7. The method for generating underground pipelines according to claim 1, characterized in that, The method further includes: The three-dimensional continuous coordinate points of the target three-dimensional underground pipeline path are exported as a standardized data table, and an HTML scene file is generated simultaneously for intuitive review.

8. An underground pipeline generation device based on virtual scene visual navigation, characterized in that, The device includes: The data acquisition module is used to acquire raw pipeline data and construct a three-dimensional virtual scene of underground pipelines and corresponding ground surface information. The offline dataset construction module is used to call the virtual camera to continuously sample the pipeline path in the three-dimensional virtual scene according to a predetermined step size, collect the local state data and corresponding action data of each step to form the state-action data pairs required for supervised learning, and form an offline training dataset. The offline learning module is used to perform offline supervised learning on the state-action data pairs using a policy network and a value network to generate an initial policy model with basic obstacle avoidance and target approach capabilities. The online learning module is used to autonomously explore a 3D virtual scene based on the DDPG learning system using policy networks and value networks, and to iteratively generate a pipeline navigation model based on at least ground surface information from the initial policy model. The path generation module is used to input the real-time perception information of the current predetermined range collected by the virtual camera into the pipeline navigation model based on the target start point and target end point, and generate a coherent target three-dimensional underground pipeline path that avoids all potential obstacles.

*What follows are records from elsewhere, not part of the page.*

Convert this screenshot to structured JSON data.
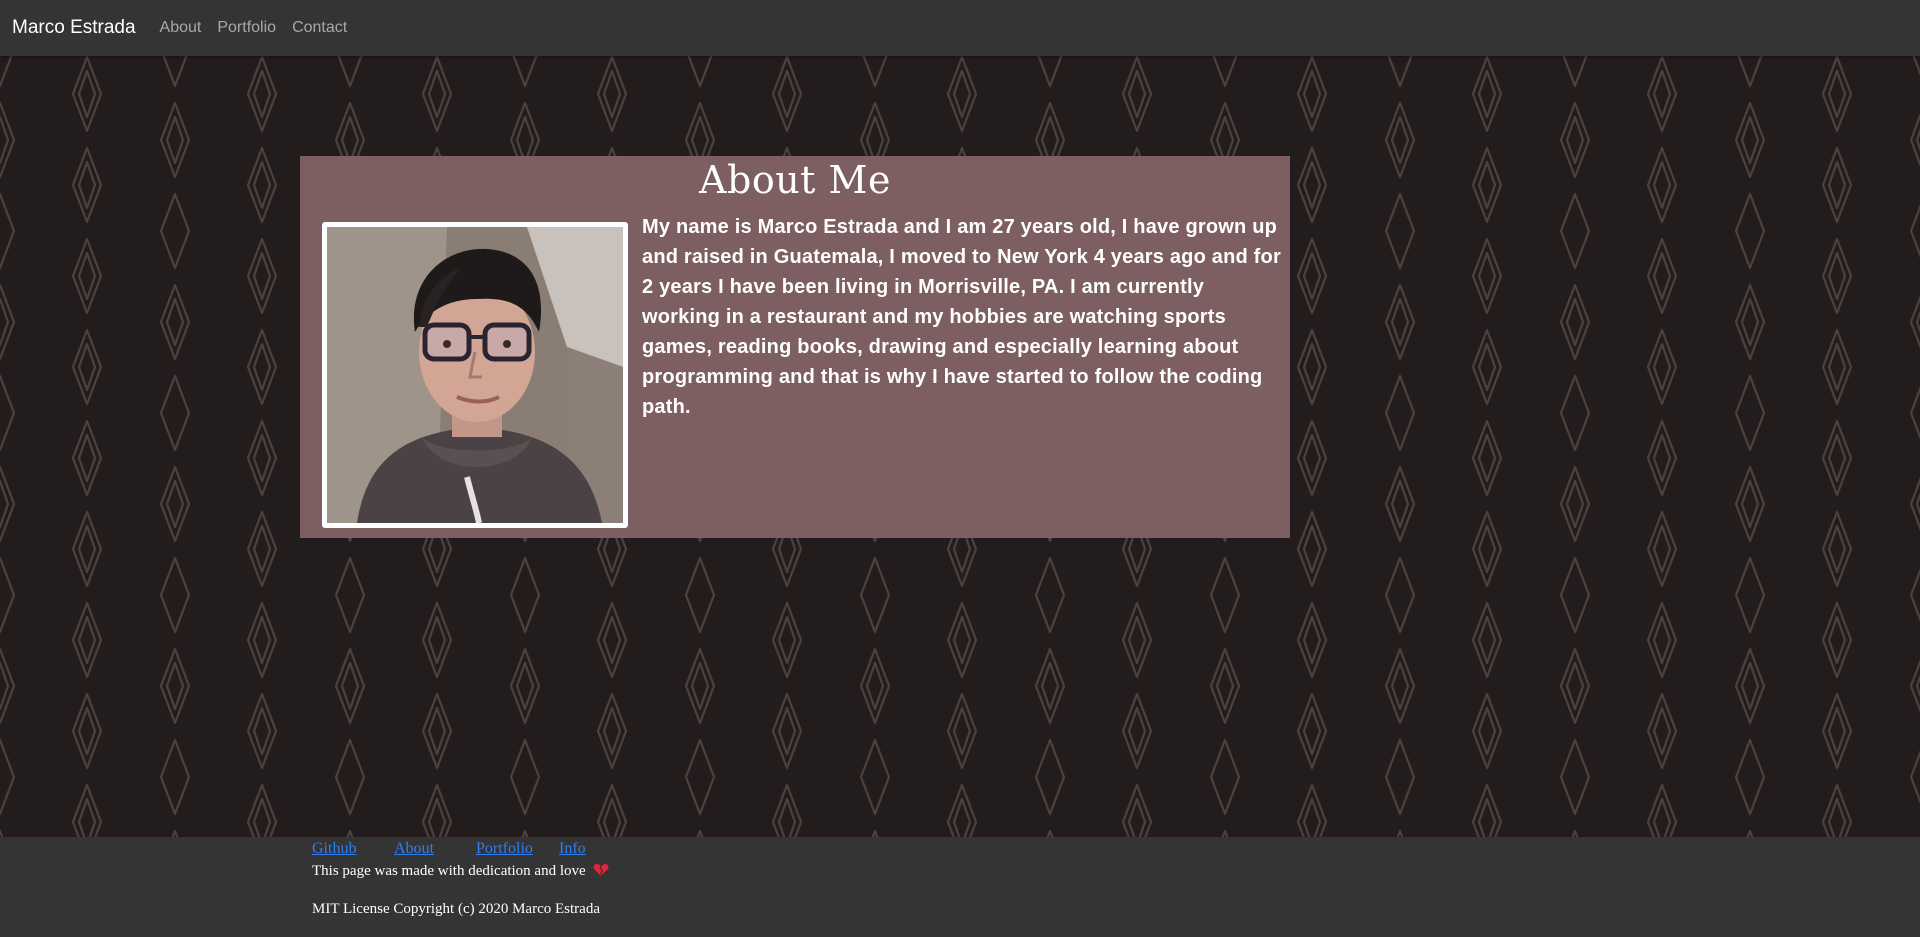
{
  "navbar": {
    "brand": "Marco Estrada",
    "links": [
      "About",
      "Portfolio",
      "Contact"
    ]
  },
  "about": {
    "title": "About Me",
    "photo_icon": "profile-photo",
    "text": "My name is Marco Estrada and I am 27 years old, I have grown up and raised in Guatemala, I moved to New York 4 years ago and for 2 years I have been living in Morrisville, PA. I am currently working in a restaurant and my hobbies are watching sports games, reading books, drawing and especially learning about programming and that is why I have started to follow the coding path."
  },
  "footer": {
    "links": [
      "Github",
      "About",
      "Portfolio",
      "Info"
    ],
    "tagline": "This page was made with dedication and love",
    "tagline_icon": "broken-heart-icon",
    "license": "MIT License Copyright (c) 2020 Marco Estrada"
  },
  "colors": {
    "background": "#231c1d",
    "pattern": "#4e3f40",
    "card": "#7d5f61",
    "navbar": "#343434",
    "link": "#2f7ff0"
  }
}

9. A computer device comprising a memory and a processor, wherein the memory stores a computer program, characterized in that, When the processor executes the computer program, it implements the steps of the method according to any one of claims 1 to 7.

10. A computer-readable storage medium having a computer program stored thereon, characterized in that, When the computer program is executed by a processor, it implements the steps of the method according to any one of claims 1 to 7.